Joseph Biederman is a professor of psychiatry at Harvard Medical School. It makes a certain sense. According to Wikipedia, in 2007 he was
the second highest producer of high-impact papers in psychiatry overall throughout the world with 235 papers cited a total of 7048 times over the past 10 years as determined by the Institute for Scientific Information.
And he has won several awards:
Biederman was the recipient of the 1998 NAMI Exemplary Psychiatrist award. He was also selected by the Massachusetts Psychiatric Society Awards committee as the recipient of the 2007 Outstanding Psychiatrist Award for Research. In 2007, Biederman received the Excellence in Research Award from the New England Council of Child and Adolescent Psychiatry. He was also awarded the Mentorship Award from the Department of Psychiatry at the Massachusetts General Hospital.
But there’s also this:
Biederman had pioneered the diagnosis of bipolar disorder in children and adolescents, a disorder previously thought to affect only adults. One of the world’s most influential child psychiatrists, Biederman’s work led to a 40-fold increase in pediatric bipolar disorder diagnoses and an accompanying expansion in the use of antipsychotic drugs – developed to treat schizophrenia and not originally approved for use in children – to treat the condition. However, Biederman and his colleagues Spencer and Wilens failed to accurately disclose the large consultancy fees they were receiving from pharmaceutical companies that make antipsychotics whilst conducting this research.

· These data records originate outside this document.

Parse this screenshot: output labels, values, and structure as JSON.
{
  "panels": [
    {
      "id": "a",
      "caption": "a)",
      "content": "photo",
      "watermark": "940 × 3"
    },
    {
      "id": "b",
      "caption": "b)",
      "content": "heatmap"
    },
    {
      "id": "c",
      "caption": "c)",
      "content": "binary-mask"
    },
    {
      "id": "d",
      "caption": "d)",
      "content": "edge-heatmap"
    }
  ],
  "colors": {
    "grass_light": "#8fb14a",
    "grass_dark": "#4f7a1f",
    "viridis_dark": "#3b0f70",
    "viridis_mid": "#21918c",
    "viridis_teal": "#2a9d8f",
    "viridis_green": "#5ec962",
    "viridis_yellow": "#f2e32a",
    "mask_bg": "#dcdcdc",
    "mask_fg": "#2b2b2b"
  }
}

For which Biederman received a slap on the wrist from Harvard.
And there’s this:
Dr. Biederman pushed [Johnson & Johnson] to finance a research center at Massachusetts General Hospital, in Boston, with a goal to “move forward the commercial goals of J.& J” [said Biederman in an email]
In other words, he felt no shame in admitting that he considered the commercial goals of Johnson & Johnson more important than the health of children with severe problems. One of the few people who can really help these children — by doing good research — he preferred to help Johnson & Johnson.